Story · April 25, 2024

Trump Faces Another Gag-Order Contempt Bid In New York

Gag order drift Confidence 5/5
★★★☆☆Fuckup rating 3/5
Major mess Ranked from 1 to 5 stars based on the scale of the screwup and fallout.
Correction: Correction: Prosecutors filed a third contempt motion on April 25, but Judge Juan Merchan did not rule that day; he held a hearing on May 2 and issued a decision on May 6.

Donald Trump’s Manhattan hush-money trial picked up another contempt fight on April 25, when prosecutors asked Judge Juan Merchan to find him in criminal contempt again for alleged violations of the case’s expanded gag order. The filing came as the trial was already underway and after the court had expanded the order earlier in the month to limit what Trump could say publicly about people tied to the case.

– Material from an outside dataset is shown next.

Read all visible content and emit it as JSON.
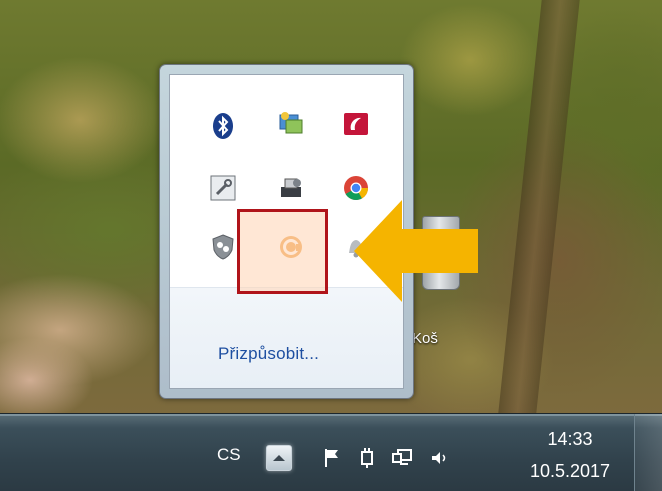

The new motion did not accuse Trump of a single fresh outburst on April 25 alone. According to Merchan’s later May 6 order, prosecutors said the third contempt motion covered four alleged violations tied to remarks Trump made on April 22, April 23 and April 25. Those statements included comments about Michael Cohen, remarks about the jury and how it was selected, and a brief comment about witness David Pecker.

The legal timing matters. April 25 was the day prosecutors filed the motion. It was not the day of a contempt ruling. Merchan reserved decision after a hearing and issued his order on May 6. In that ruling, he found Trump in contempt for one statement: the April 22 hallway comment about the jury and the way it was chosen. The judge rejected the other three allegations, saying he could not find beyond a reasonable doubt that they crossed the line.

Merchan’s order also laid out the path to this point. The court first issued the gag order on March 26, then expanded it on April 1 after seeking clarification about speech aimed at family members of the court and the district attorney, along with others covered by the order. Prosecutors had already filed two earlier contempt motions before the April 25 filing. By the time Merchan ruled on the third one, he said the defendant had now been found in contempt ten times across three separate motions.

Trump’s lawyers argued that his comments were protected political speech or otherwise outside the order. Merchan accepted that argument for some of the challenged remarks, but not for the jury-related comment. The judge said the statement about jury selection threatened the fairness of the proceedings and the safety of jurors and their families.

The result on April 25 was another round of legal exposure, not a finished contempt finding. But the filing showed the same basic problem the court has been dealing with throughout the trial: Trump kept speaking publicly about people and issues the judge had already ordered him to leave alone, and each new comment gave prosecutors another chance to bring the issue back to court.